Sarah Smale is a cute, sweet and quiet 11 year old that loves horses and would love to have one of her own. Unfortunately for Sarah her eyes never had a chance to develop before she was born, leaving her with no sight in her left eye and glaucoma in her right.

Max and Sarah were two of a handful of blind and visually impaired kids to visit and experience the touch and feel of a lifetime. Thanks to the Washington Talking Book and Braille Library, the children visited the cast, crew members and the four legged stars of the show of Odysseo by Cavalia. The acrobatic thrill rides and colorful movements of talented riders and horses run until the end of March on the grounds of Marymoor Park in Redmond.

For these kids the chance to be up close and personal with the horses, saddle equipment along with hand feeding the beautiful horses is an experience that outweighs sitting in the audience and just listening to the show. Max is quick to comment on how big a horse's head is, how their coat is as soft as a blanket and how a horse's belly is as big as his bed. Sarah's hands sweep in unison softly and gently across the neck of a horse, quietly speaking of how soft and beautiful it is. It seems she and the horse is a team communicating through touch and feel.

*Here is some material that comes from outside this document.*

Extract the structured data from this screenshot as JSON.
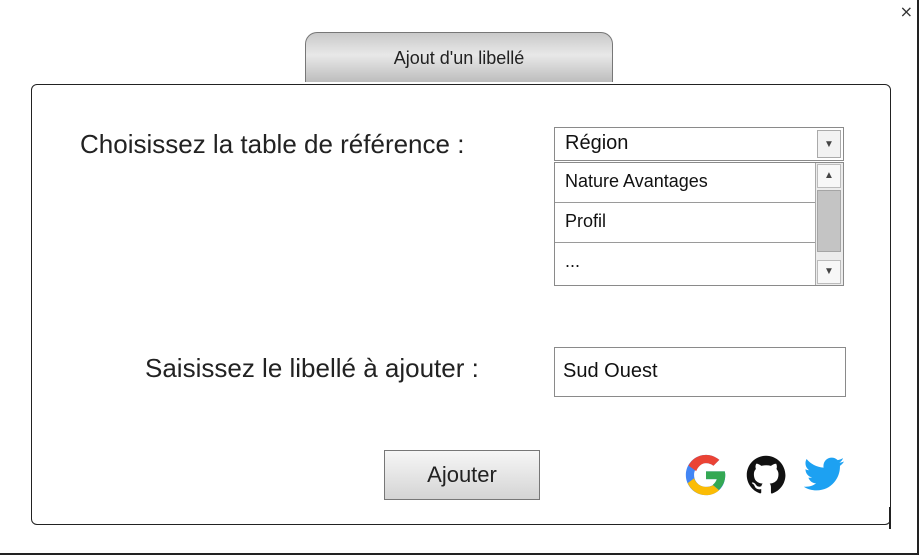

Claudime Lemieux is a member of the Odysseo cast helping the children. She has them touch the cool texture of grain and feed the horses carrots and apples by hand. She says the horses are really sensitive about their skin and respond well with the touch and feel of the children's hands.

This is a story that proves with the loss of one sense the others are enhanced, making for a memorable day for all involved.